The legislation would prohibit abortion after that mark unless a medical professional deems the procedure necessary for the health of the mother.
“We’re talking about 20 weeks to make up your mind if you’re going to carry that child or not. It’s not saying a woman doesn’t have right to choose,” Richardson said.
“The doctor has to be careful about deciding the gestation age of the unborn. Do we get that in our abortion clinics in Delaware? I don’t think so,” he said. “I think, a lot of times, women spend very little time with a so-called doctor, and the decisions are made very rapidly, and the doctor doesn’t do anything to follow through with the woman.”
Last year, the General Assembly passed legislation that protects a woman’s right to choose by ensuring abortion will remain legal in Delaware if the U.S. Supreme Court abortion ruling, Roe v. Wade, were overturned.
The amended law allows abortion before a fetus reaches viability — but allows abortion after that point if a doctor determines it’s necessary for the health of the mother or if the baby is not likely to survive without extraordinary medical measures.
Opponents argued that the definition of viable is too vague, leaving room for a doctor to perform late-term abortions.
State Sen. Bryan Townsend, D-Newark, who sponsored last year’s legislation, said he believes Richardson’s bill would undo the codification of a woman’s right to choose under Roe v. Wade.
What’s more, the new measure is not based on medical science or constitutional rights, he said.
“I think it would move us in a backward direction from where Delawareans want to be, which is a balanced set of rights,” Townsend said.

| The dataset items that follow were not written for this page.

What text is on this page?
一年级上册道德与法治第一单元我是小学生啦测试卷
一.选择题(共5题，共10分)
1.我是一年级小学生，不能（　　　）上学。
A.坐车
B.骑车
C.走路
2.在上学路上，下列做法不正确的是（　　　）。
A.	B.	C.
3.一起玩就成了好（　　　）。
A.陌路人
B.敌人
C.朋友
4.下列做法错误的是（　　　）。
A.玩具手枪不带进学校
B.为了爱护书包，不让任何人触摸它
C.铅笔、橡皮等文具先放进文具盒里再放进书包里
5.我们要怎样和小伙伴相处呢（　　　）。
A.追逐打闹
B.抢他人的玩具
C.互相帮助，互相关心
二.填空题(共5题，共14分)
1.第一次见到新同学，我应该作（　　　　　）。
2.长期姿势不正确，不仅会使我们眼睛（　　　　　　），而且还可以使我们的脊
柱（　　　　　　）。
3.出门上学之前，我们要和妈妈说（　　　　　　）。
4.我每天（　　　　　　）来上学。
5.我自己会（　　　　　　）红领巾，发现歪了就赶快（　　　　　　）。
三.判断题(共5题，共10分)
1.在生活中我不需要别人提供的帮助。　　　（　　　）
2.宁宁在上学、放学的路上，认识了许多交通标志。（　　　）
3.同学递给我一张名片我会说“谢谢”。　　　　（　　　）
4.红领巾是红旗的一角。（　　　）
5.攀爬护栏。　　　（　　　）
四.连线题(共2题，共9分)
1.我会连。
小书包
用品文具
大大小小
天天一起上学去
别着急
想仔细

“Before viability, a woman has a right to choose, and after viability there are restrictions on that right. Sen. Richardson’s legislation represents something we represented last year as an amendment and we struck it down, and nothing’s changed since then.
“It’s not what the Legislature wants, it’s not what the people of Delaware broadly want, and I think we’ve had this debate and need to move forward,” Townsend continued.
Dr. Donna J. Harrison, executive director of the American Association of Pro-Life Obstetricians and Gynecologists, said an infant can survive outside the womb at 20 weeks. After that, she said, abortion requires mutilation of the fetus.
Doctors should perform a C-section in an effort to save the child, said Harrison, whose group represents about 4,000 OB-GYNs.
“This is a choice about living human beings being killed in a very brutal way. Fetuses 20 weeks and beyond are capable of feeling pain,” she said.
“Fetuses who are victims of abortion react to painful stimuli with the same physiological responses as any other human being would display — an increase in heart rate, an increase in stress hormones in the blood stream and a withdrawal from painful stimuli.”
The American Congress of Obstetricians and Gynecologists — which reports it represents more than 57,000 OB-GYNs — states on its website a human fetus “does not have the capacity to experience pain until after viability. Rigorous scientific studies have found that the connections necessary to transmit signals from peripheral sensory nerves to the brain, as well as the brain structures necessary to process those signals, do not develop until at least 24 weeks of gestation.
“Because it lacks these connections and structures, the fetus does not even have the physiological capacity to perceive pain until at least 24 weeks of gestation.”
Ruth Lytle-Barnaby, president and CEO of Planned Parenthood of Delaware, said only 0.5 percent of abortions occur after 20 weeks. She said these abortions may occur due to a fetal anomaly not previously detected, life of the mother, rape or incest.
“Women’s reproductive choices and rights seem to be relegated to legislation and court. It is absolutely unacceptable,” Lytle-Barnaby said. “These decisions need to be made between women and their doctors, not legislators who have no relationship to what women’s real lives are. It saddens me we’re still fighting the same battles we fought 50, 60, 70, 80, 90, 100 years ago.”
Richardson’s bill states anyone who “intentionally or recklessly” performs an abortion in violation of the act would be guilty of a felony.